Work in progress

19 gennaio 2012…

Il Nussknacker è realizzato quasi esclusivamente con materiale recuperato (escluso il nastro di carta). Per realizzare il corpo, ringrazio la raccolta differenziata di tutte le città, ovunque ci sia una scatola di cartone abbandonata, eliminata e scartata dalla sua funzione di contenitore, esiste un potenziale Nussknacker. Dunque fuori dai negozi il martedì e giovedì sera a Varese, ed in altre sere a seconda del programma di raccolta delle varie città e paesi. I guanti a gentile concessione dei negozi di abbigliamento, che scartano meravigliosi cartoncini che credo vengano utilizzati per separare le camicie (?). I capelli sono in realtà una folta chioma di volantini pubblicitari tagliati, dei grandi magazzini e supermercati.
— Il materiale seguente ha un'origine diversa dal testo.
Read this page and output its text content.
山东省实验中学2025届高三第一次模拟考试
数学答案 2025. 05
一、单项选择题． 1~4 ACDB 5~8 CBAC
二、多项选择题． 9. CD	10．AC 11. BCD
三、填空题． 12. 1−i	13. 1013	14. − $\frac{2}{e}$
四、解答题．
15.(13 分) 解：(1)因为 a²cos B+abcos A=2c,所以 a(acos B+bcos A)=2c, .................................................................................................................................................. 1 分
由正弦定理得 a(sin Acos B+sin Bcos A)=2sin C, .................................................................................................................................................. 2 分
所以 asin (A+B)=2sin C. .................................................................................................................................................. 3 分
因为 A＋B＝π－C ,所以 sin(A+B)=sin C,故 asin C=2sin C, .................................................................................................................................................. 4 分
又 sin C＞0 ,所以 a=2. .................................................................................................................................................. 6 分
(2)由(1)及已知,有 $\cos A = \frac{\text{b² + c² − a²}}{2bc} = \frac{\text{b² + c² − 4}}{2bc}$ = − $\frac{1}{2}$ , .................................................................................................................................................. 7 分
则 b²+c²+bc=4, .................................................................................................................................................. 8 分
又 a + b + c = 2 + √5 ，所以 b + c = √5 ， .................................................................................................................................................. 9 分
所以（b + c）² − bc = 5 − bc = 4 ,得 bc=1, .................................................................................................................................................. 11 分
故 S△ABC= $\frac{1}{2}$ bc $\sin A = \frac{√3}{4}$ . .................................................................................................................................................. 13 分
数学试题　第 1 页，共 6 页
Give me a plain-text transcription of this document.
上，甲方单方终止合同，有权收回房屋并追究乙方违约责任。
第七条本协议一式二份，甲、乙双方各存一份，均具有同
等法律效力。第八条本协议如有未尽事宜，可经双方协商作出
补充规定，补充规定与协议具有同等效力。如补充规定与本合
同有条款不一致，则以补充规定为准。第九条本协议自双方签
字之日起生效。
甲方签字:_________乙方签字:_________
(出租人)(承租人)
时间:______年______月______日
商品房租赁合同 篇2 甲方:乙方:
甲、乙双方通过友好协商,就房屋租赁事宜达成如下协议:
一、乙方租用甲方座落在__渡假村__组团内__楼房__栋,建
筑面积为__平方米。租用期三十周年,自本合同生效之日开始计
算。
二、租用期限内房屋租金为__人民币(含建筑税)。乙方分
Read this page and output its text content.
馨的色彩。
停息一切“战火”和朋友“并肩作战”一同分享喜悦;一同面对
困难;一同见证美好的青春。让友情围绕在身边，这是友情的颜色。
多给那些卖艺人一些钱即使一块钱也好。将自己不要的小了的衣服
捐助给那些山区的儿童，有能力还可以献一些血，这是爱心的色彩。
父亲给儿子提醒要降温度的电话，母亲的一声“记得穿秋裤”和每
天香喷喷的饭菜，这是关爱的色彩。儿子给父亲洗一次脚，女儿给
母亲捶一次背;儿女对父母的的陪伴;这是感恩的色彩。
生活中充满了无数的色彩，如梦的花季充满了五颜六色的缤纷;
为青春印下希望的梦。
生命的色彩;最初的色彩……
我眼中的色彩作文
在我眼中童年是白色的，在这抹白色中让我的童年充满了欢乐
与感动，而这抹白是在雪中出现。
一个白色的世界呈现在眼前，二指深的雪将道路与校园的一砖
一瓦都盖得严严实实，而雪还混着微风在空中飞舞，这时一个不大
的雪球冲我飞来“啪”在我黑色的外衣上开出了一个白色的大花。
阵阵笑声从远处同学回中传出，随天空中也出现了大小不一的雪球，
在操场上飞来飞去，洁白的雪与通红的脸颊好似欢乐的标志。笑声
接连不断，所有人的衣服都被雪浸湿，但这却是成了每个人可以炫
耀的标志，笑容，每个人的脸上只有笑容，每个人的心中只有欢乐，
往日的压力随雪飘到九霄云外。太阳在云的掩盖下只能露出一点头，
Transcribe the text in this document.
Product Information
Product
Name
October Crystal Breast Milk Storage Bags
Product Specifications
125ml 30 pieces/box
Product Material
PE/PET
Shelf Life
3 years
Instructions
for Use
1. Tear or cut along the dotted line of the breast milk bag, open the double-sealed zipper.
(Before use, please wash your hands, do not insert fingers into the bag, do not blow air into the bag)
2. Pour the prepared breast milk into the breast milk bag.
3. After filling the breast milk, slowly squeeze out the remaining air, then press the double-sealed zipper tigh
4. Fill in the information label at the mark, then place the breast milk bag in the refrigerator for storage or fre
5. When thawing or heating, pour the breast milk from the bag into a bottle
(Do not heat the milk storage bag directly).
Berlino è estremamente ostile nel donare il suo scarto, esiste la rincorsa al cartone abbandonato. Supermarket: niente. Negozi di abbigliamento: quasi niente. Raccoglitori blu della carta: sigillati con lucchetti…

Londra: decisamente più generosa…

Invece, per quel che riguarda l’Italia, ovunque.

I tubi… difficile ricerca.

I colori: quando si imbianca la casa, rimane sempre un avanzo nella latta di colore, che tendenzialmente si tiene per eventuali ritocchi in futuro…che nessuno farà mai. E grazie a questo ‘mai’, posso dipingere i Nussknacker.